The Ganapati festivities, being innately imbued in the culture of the city; the residents, irrespective of the different regions of their origin, celebrated the festival with rare, infectious bonhomie.

And this just scratches the surface. The only other thing that manages to come close to the obsession with vocabulary is the obsession with brand placement. So characters never have coffee, they have Costa Rica Tarrazu at Mocha. They go out for dinner at Pop Tates1 and Tendulkars, and make sure that the ‘funkier of their apparels belong to accepted, up market brands like Provogue and Tuscan Verve’. On average, there’s one brand name dropped every chapter.

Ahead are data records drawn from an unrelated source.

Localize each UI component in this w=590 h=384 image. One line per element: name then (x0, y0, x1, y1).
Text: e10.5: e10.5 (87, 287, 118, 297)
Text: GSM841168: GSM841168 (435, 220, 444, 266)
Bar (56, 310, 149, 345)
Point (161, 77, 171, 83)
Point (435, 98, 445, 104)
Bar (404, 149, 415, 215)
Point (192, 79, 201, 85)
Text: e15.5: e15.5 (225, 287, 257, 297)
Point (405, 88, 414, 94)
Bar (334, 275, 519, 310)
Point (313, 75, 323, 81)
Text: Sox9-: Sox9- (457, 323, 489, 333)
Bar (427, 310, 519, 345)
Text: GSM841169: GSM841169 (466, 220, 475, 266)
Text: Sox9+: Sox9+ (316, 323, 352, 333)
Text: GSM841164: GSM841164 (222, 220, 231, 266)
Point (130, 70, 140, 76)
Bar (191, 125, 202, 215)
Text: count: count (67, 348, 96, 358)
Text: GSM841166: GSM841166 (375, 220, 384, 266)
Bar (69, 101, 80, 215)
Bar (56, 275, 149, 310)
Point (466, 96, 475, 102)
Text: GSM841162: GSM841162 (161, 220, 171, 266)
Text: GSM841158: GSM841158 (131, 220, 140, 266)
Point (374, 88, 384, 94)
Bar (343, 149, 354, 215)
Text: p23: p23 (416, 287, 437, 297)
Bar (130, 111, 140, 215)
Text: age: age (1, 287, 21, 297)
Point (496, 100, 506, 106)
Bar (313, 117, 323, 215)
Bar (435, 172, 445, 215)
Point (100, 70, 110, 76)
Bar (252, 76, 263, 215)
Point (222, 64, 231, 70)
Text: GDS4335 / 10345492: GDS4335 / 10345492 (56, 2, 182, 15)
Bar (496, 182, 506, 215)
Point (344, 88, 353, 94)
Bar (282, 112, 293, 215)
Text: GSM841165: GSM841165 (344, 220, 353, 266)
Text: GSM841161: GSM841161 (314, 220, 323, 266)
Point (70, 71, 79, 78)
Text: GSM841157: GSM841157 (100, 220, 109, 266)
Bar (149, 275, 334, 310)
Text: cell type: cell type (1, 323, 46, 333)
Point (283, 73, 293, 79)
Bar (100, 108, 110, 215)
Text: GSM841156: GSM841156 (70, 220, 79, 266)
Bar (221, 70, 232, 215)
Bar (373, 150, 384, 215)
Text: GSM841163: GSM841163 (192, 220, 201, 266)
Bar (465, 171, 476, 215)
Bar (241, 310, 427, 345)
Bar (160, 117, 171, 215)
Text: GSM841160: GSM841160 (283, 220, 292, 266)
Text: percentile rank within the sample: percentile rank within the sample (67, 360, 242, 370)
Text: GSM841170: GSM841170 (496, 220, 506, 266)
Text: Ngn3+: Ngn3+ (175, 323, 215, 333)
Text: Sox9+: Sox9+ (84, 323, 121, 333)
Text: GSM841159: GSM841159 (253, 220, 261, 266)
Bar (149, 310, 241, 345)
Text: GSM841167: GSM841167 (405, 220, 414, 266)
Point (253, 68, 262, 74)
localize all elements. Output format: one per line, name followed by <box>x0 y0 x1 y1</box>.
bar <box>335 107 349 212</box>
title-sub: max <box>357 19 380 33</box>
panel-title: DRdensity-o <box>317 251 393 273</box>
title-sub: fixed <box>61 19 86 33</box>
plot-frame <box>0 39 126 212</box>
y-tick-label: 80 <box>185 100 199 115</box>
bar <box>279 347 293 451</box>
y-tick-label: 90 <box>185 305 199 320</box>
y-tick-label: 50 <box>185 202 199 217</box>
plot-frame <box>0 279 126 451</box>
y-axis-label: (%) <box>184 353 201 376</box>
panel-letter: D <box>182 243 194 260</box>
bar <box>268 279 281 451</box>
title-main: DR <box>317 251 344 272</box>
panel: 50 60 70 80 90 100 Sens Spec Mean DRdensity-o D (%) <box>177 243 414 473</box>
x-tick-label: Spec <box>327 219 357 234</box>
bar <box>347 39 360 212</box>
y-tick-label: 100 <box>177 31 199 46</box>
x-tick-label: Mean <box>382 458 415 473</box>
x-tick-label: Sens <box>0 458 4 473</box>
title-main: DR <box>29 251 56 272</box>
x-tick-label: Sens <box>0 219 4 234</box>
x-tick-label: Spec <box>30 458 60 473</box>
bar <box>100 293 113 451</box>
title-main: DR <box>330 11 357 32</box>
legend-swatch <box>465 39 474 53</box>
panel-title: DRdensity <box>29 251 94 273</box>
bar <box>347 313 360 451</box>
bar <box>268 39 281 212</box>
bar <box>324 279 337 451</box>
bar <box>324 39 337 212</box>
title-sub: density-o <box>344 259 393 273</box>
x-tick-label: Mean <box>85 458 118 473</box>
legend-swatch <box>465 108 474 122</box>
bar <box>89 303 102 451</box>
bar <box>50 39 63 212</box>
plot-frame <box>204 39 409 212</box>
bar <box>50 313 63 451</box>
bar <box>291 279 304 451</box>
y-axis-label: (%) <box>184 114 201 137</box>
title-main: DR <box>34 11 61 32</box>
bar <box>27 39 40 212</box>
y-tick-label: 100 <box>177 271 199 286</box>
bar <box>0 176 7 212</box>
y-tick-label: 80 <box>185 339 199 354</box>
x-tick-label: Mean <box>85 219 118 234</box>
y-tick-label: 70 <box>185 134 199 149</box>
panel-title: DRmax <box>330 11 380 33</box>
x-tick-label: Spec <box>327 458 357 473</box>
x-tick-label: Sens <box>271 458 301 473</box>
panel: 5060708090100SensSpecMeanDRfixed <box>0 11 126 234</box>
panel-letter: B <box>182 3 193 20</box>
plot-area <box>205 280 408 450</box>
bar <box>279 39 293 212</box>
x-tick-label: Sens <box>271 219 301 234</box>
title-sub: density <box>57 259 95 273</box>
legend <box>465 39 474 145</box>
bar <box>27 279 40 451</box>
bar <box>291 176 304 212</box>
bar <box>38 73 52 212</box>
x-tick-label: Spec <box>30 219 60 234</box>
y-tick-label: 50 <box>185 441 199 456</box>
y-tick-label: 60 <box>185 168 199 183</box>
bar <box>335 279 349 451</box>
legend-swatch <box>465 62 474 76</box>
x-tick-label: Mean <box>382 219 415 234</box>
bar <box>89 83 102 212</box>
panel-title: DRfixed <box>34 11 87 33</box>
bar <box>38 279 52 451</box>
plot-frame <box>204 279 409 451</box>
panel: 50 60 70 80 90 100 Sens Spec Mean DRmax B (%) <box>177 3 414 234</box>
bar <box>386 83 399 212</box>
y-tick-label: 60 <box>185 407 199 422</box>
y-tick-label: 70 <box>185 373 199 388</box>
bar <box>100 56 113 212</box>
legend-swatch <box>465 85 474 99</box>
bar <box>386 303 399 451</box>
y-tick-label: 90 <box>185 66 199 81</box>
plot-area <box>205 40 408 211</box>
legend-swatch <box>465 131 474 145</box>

Also, all the characters are idiots. They do things like buy Pomeranians because they feel lonely2. There are onlookers who do nothing but watch people pray for an hour. And all the characters have a touching faith in some form of astrology or the other.

But even after this, it’s impossible to hate the book. Even when Tuhin Sinha abuses Punjews and Goregaon types for not speaking correct Hindi3. Or when he keeps quoting ghazals4. Hate is aroused only by the condescending attitude Chetan Bhagat takes towards his readers in One Night @ The Call Center. Tuhin Sinha takes the whole thing so seriously, that at worst you’ll end up mocking the book, doubled over in helpless laughter (which is what the girlfriend and me did when we read it, much to the consternation of the Barista staff).

If you don’t want to make the effort of actually buying the book, Tuhin Sinha’s website provides equally excellent opportunities for unintended humour, especially the About the Author and Author Speak sections. Still, I recommend buying the book, because, let’s face it, no other book will give you as many big words for only a hundred rupees.

1: To be fair, the Chicken Africano at Pop Tate’s are hajaar strong.
2: And this isn’t even a Gujew character.
3: Because we all know that only UP-Hindi is authentic. Pah!
4: The ghazal is the most despicable form of literature known to man. Along with the destruction of North Indian temples and the introduction of the purdah system, the introduction of the ghazal is one of the major wounds inflicted upon Indian culture by Moslem invasions.